In the submission, which was made public today, the ACI brought into question the role the regulator played in the downfall of LMIM’s funds and the eventual collapse of the business.
In an opening letter to the committee, ACI chairperson Simon Litster said: “Since LMIM went into voluntary administration on 19 March 2013 the ACI has become increasingly concerned over the sequence of events that has failed to protect the interests of investors both on a domestic and international basis and calls into question the structure, organization and fairness of Australia’s regulatory system.
“The handling of LMIM’s collapse by those that were granted access and responsibility has not been satisfactory. Investors have been left confused and distressed.”
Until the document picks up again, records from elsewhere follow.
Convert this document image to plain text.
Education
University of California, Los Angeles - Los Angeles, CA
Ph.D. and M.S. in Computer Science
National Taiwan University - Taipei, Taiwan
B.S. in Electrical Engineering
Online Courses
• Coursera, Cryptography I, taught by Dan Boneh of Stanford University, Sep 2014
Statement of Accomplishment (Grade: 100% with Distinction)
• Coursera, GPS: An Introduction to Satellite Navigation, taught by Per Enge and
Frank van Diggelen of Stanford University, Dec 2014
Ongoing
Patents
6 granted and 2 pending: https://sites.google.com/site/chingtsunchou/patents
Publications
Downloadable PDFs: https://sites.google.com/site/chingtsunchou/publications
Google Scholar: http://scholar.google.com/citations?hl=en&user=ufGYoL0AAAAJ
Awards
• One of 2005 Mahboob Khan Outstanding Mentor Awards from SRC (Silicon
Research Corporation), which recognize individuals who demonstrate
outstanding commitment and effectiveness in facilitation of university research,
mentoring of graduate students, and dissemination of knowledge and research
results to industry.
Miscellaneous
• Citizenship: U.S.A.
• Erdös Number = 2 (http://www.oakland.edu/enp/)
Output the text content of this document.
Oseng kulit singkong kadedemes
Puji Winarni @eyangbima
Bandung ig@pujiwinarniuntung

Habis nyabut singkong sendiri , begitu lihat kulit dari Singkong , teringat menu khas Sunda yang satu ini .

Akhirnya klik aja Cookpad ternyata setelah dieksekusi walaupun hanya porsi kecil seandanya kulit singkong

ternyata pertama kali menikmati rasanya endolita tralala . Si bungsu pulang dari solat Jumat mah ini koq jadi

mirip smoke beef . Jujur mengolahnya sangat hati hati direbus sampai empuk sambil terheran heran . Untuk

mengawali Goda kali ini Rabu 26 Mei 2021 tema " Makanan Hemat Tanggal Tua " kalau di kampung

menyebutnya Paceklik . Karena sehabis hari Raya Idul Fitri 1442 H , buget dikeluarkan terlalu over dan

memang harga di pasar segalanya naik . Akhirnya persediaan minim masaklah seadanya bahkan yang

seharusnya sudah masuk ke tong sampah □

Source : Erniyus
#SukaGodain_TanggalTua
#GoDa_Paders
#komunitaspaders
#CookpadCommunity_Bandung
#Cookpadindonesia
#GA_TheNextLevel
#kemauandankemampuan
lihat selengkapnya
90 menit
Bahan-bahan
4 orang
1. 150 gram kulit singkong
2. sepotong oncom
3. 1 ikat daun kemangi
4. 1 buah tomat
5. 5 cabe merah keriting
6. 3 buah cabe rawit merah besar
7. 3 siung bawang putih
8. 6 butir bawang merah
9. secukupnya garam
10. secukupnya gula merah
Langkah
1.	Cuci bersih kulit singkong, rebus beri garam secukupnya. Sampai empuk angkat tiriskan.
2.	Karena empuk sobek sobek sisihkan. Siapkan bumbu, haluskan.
Litster added that the organisation prepared its submission, based on its “practical observations stemming from the LMIM collapse and the resulting questions concerning ASIC’s role as an effective regulator of Australia’s corporate laws and laws relating to consumer protection and the regulation of financial markets, products and services”.
The relatively damning submission from the ACI catalogues the series of events which they believe led to the collapse of LMIM and its funds, which, the ACI points out, will result for some investors in the “loss of their life savings”.
The ACI represents around 40% of the funds which were managed by LMIM and has been formed through close cooperation between advisers in the Middle and Far East, Asia and Europe.